Not that our favorite tech company is alone. The report says that most of America’s largest corporations maintain subsidiaries in offshore tax havens. At least 358 companies, nearly 72 percent of the Fortune 500, operate subsidiaries in tax haven jurisdictions as of the end of 2014.

The Center for Tax Justice says that Congress "can and should take strong action to prevent corporations from using offshore tax havens, which in turn would restore basic fairness to the tax system, reduce the deficit and improve the functioning of markets." The organization, founded in 1979, is a public interest research and advocacy organization focusing on federal, state and local tax policies and their impact upon the U.S.
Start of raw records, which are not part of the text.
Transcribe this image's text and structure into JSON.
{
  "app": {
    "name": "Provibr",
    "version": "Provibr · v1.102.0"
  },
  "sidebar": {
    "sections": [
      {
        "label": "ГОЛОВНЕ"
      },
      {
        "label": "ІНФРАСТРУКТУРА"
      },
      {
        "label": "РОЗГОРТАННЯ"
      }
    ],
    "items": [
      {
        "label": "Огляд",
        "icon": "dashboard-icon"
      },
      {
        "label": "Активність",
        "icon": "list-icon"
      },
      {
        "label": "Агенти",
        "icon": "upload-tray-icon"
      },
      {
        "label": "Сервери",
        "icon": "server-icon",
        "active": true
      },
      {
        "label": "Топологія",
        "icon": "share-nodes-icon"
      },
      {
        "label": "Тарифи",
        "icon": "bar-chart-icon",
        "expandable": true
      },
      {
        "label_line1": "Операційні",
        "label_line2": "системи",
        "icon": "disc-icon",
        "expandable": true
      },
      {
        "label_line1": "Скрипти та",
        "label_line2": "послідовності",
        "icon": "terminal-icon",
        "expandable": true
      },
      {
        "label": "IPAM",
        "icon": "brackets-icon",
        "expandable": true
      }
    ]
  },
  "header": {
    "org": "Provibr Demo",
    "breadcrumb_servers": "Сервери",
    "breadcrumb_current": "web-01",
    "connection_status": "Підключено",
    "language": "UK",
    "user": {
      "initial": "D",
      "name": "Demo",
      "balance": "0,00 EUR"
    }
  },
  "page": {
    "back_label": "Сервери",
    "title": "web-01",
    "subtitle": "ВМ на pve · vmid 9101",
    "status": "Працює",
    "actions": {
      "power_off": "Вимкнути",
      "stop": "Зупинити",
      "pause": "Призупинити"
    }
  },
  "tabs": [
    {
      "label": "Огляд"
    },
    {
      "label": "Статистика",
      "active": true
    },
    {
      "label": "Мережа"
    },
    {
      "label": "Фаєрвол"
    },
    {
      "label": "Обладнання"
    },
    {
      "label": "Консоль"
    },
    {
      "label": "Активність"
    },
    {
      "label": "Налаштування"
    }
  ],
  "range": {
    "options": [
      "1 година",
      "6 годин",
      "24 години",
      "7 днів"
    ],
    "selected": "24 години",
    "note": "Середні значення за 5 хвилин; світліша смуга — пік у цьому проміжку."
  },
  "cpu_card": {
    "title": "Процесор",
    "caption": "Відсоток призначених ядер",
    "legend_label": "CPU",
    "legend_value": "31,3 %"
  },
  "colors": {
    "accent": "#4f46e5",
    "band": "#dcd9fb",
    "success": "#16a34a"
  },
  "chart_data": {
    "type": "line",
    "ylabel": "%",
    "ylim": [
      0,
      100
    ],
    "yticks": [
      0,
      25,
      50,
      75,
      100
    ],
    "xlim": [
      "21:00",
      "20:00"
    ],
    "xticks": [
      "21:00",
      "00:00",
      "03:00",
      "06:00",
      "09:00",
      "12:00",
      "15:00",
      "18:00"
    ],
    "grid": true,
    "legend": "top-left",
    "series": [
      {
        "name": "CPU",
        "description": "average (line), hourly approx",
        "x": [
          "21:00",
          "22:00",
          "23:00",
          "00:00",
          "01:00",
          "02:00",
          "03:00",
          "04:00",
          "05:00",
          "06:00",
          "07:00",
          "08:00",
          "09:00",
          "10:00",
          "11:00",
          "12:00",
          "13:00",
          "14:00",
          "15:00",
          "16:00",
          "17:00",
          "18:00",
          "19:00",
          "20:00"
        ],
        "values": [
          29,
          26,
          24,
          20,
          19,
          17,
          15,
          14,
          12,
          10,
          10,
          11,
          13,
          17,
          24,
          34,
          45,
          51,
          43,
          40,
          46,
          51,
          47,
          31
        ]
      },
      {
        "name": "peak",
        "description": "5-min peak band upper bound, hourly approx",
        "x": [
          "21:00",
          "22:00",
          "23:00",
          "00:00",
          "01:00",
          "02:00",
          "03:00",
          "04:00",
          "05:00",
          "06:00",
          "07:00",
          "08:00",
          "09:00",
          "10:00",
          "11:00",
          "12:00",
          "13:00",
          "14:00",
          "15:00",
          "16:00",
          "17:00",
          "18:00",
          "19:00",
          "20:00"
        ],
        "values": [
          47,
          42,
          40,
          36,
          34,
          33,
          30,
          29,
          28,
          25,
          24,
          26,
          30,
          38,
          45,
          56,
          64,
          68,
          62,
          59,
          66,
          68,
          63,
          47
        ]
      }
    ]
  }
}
Some politicians have blasted Apple and other companies for their tax policies. However, in May 2013, Apple CEO Tim Cook released a statement to the U.S. Senate defending the company's tax policies. In part the statement read:

"Apple is likely the largest corporate income tax payer in the US, having paid nearly $6 billion in taxes to the US Treasury in FY2012. These payments account for $1 in every $40 in corporate income tax the US Treasury collected last year. The Company’s FY2012 total US federal cash effective tax rate was approximately 30.5%.1 The Company expects to pay over $7 billion in taxes to the US Treasury in its current fiscal year. In accordance with US law, Apple pays US corporate income taxes on the profits earned from its sales in the US and on the investment income of its Controlled Foreign Corporations (“CFCs”), including the investment earnings of its Irish subsidiary, Apple Operations International (“AOI”).

"Apple does not move its intellectual property into offshore tax havens and use it to sell products back into the US in order to avoid US tax; it does not use revolving loans from foreign subsidiaries to fund its domestic operations; it does not hold money on a Caribbean island; and it does not have a bank account in the Cayman Islands. Apple has substantial foreign cash because it sells the majority of its products outside the US. International operations accounted for 61% of Apple’s revenue last year and two-thirds of its revenue last quarter. These foreign earnings are taxed in the jurisdiction where they are earned (“foreign, post-tax income”).